C’est simple : l’international anglais a été officialisé le 12 août, et bim, le géant bavarois était fessé le jour même par le RB Leipzig en finale de la Supercoupe d’Allemagne (0-3), malgré l’entrée en jeu d’Harry Kane à la 64e minute. Le Bayern avait pourtant remporté six des sept précédentes éditions. A ce moment-là, on pensait que ce n’était que partie remise pour Kane chez ce glouton de titres qu’est le Bayern. Les Munichois avaient ainsi raflé 5 des 11 dernières Coupes d’Allemagne et surtout 11 sacres de rang en Bundesliga.
« Passer de Choupo-Moting à lui, c’est pas mal, non ? »
Mais là, patatras : le Bayern a été humilié le 1er novembre en Coupe par un club de D3, Sarrebruck (2-1), et le Bayer Leverkusen de Xabi Alonso survole le championnat, avec 10 points d’avance sur la bande à Thomas Tuchel à 10 journées de la fin. Quelle est la responsabilité de la recrue la plus chère de l’histoire du club, qui a enquillé 31 buts en 32 matchs sous ses nouvelles couleurs, dans ce crash ?
« J’avais émis des réserves à l’arrivée d’Harry Kane, reconnaît Louis Lucas (20 ans), qui a créé le compte X Media Bayern France. Pas pour le côté "chat noir", mais pour ce transfert à plus de 100 M€ pour un joueur de 30 ans à qui il ne restait qu’une année de contrat. Après, passer de Choupo-Moting à lui, c’est quand même pas mal, non ? »
C’est le moins qu’on puisse dire, surtout quand on voit l’adaptation supersonique du gaillard, et ses coups d’éclat à la pelle, comme son triplé face au Borussia Dortmund (0-4), son doublé pour débloquer un match de Ligue des champions contre Galatasaray (2-1) ou encore son prodigieux lob du milieu du terrain devant Darmstadt (8-0).
« Beaucoup de fans le préfèrent même à Lewandowski »
« Je peux comprendre l’amusement des suiveurs de foot à son sujet mais honnêtement, c’est juste de la malchance pour lui d’être dans la première équipe du Bayern à ne pas être championne depuis 2012, assure Louis Lucas. Le responsable, c’est ce football désastreux sous Tuchel, et Leverkusen qui fait dans le même temps la saison de sa vie. De même en Coupe, il n’était pas dans le groupe pour affronter Sarrebruck. »

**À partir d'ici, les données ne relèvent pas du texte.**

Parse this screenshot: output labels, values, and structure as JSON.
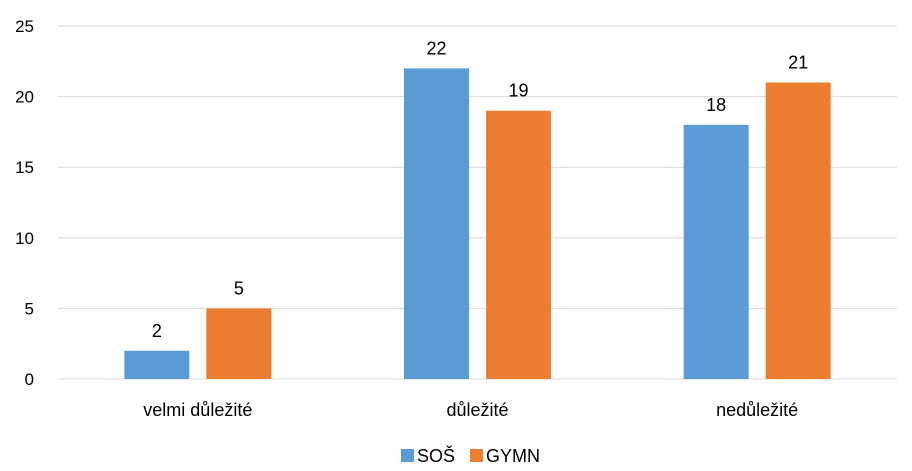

NOTRE DOSSIER SUR LE BAYERN MUNICHCe jeune supporteur du Bayern poursuit : « Kane doit vraiment avoir les boules car s’il a une étiquette de loser, croyez-moi qu’il est le joueur qui montre la meilleure mentalité dans ce Bayern actuel. Il a complètement conquis les fans, au point que beaucoup le préfèrent même à Lewandowski ». S’il existe « une grosse inquiétude » au sein de la communauté Bayern avant ce 8e de finale retour de Ligue des champions face à la Lazio, Harry Kane reste donc le principal motif d’espoir. C’est dire à quel point la crise est profonde en Bavière, au vu de la poisse légendaire de ce héros maudit.